Using the standard four-factor model (Fama and French (1993) and Carhart (1997)) to decompose the total returns of the equal-, value-, and price-weighted portfolios into a systematic component, which is related to factor exposure, and alpha, which is not related to factor exposure. We find that of the total excess mean return of 271 basis points per annum earned by the equal-weighted portfolio over the value-weighted portfolio, 42% comes from the difference in alpha and 58% from the excess systematic component. On the other hand, of the total excess mean return of 112 basis points earned by the equal-weighted portfolio relative to the price-weighted portfolio, 96% comes from the difference in alpha and only 4% from the difference in systematic return. The proportional split between systematic return and alpha is similar also after adjusting for transactions costs of 50 basis points. We find that the higher systematic return of the equal-weighted portfolio arises from its higher exposure to the market, size, and value factors; however, the equal- weighted portfolio has a more negative exposure to the momentum factor than the value- and price-weighted portfolios. We also extend the four-factor model by including the systematic reversal factor (constructed by K. French and available on his web site) and find that 11% of the four-factor alpha of the equal-weighted portfolio can be attributed to the exposure to the reversal factor. However, including the reversal factor does not affect the alphas of the value- and price-weighted portfolios, both of which stay insignificant.

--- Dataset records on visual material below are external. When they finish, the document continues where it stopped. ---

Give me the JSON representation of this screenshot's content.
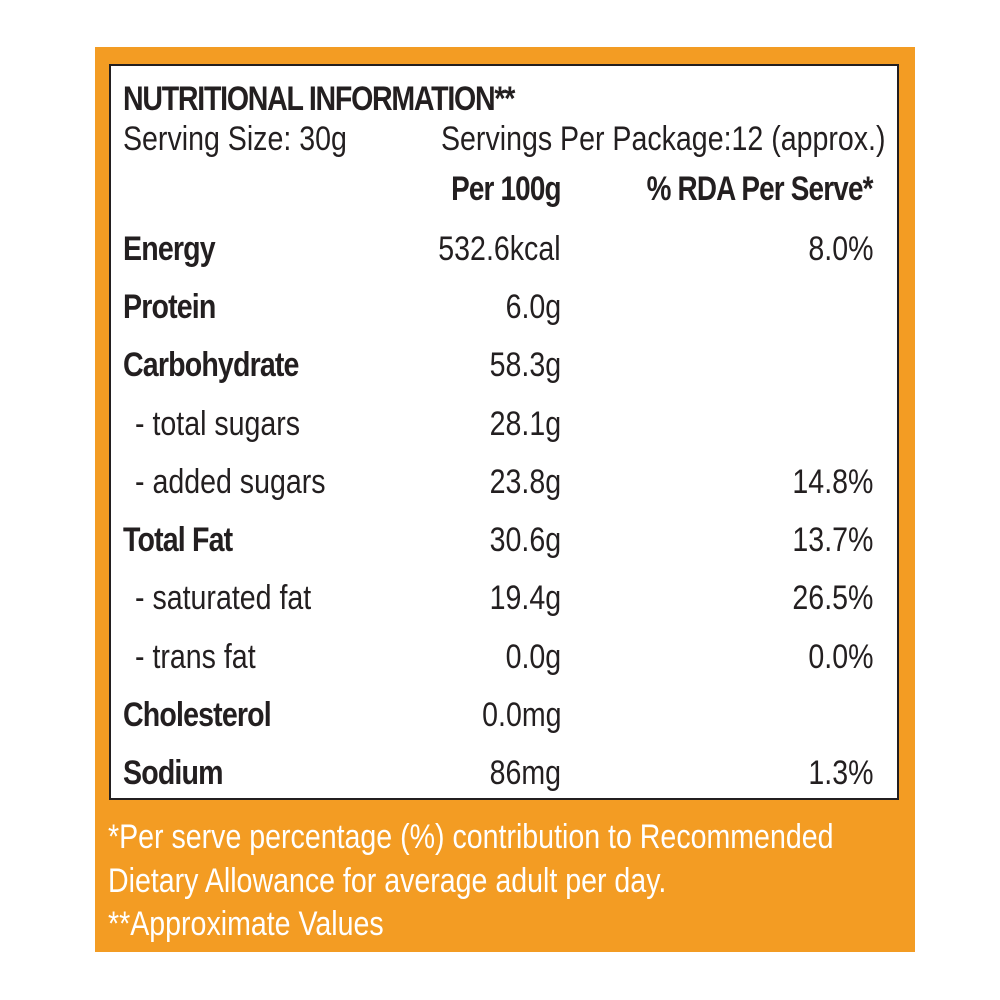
{
  "label": {
    "title": "NUTRITIONAL INFORMATION**",
    "serving_size": "Serving Size: 30g",
    "servings_per_package": "Servings Per Package:12 (approx.)",
    "columns": {
      "per_100g": "Per 100g",
      "rda_per_serve": "% RDA Per Serve*"
    },
    "rows": [
      {
        "name": "Energy",
        "per_100g": "532.6kcal",
        "rda": "8.0%",
        "style": "main"
      },
      {
        "name": "Protein",
        "per_100g": "6.0g",
        "rda": "",
        "style": "main"
      },
      {
        "name": "Carbohydrate",
        "per_100g": "58.3g",
        "rda": "",
        "style": "main"
      },
      {
        "name": "- total sugars",
        "per_100g": "28.1g",
        "rda": "",
        "style": "sub"
      },
      {
        "name": "- added sugars",
        "per_100g": "23.8g",
        "rda": "14.8%",
        "style": "sub"
      },
      {
        "name": "Total Fat",
        "per_100g": "30.6g",
        "rda": "13.7%",
        "style": "main"
      },
      {
        "name": "- saturated fat",
        "per_100g": "19.4g",
        "rda": "26.5%",
        "style": "sub"
      },
      {
        "name": "- trans fat",
        "per_100g": "0.0g",
        "rda": "0.0%",
        "style": "sub"
      },
      {
        "name": "Cholesterol",
        "per_100g": "0.0mg",
        "rda": "",
        "style": "main"
      },
      {
        "name": "Sodium",
        "per_100g": "86mg",
        "rda": "1.3%",
        "style": "main"
      }
    ]
  },
  "footnotes": {
    "line1": "*Per serve percentage (%) contribution to Recommended",
    "line2": "Dietary Allowance for average adult per day.",
    "line3": "**Approximate Values"
  },
  "colors": {
    "panel": "#f39c23",
    "text": "#231f20",
    "footnote_text": "#ffffff"
  }
}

Easy to replicate experiment— try it!:
Finally, we demonstrate through two experiments that the higher alpha and less negative skewness of the equal-weighted portfolio are a consequence of the monthly rebalancing to main- tain equal weights, which is implicitly a contrarian strategy that exploits the reversal in stock prices at the monthly frequency. In the first experiment, we reduce the rebalancing frequency of the equal-weighted portfolio. We find that as the rebalancing frequency decreases from 1 month to 6 months, the excess alpha earned by the equal-weighted portfolio decreases and the skewness of the portfolio return becomes more negative; when the rebalancing frequency is fur- ther reduced to 12 months, the alpha of the equal-weighted strategy is indistinguishable from that of the value- and price-weighted strategies. In the second experiment, we artificially keep the weights of the value- and price-weighted portfolios fixed so that they have the contrarian flavor of the equal-weighted portfolio, and we find that this increases their alpha and makes skewness less negative. If we keep the weights of the value- and price-weighted strategies fixed for 12 months, the alpha of these portfolios increases and is indistinguishable from that of the equal-weighted portfolio. An important insight from these two experiments is that it is not the initial weights of the equal-weighted portfolio, but the monthly rebalancing that is responsible for the alpha it earns, relative to the alphas for the value- and price-weighted portfolios.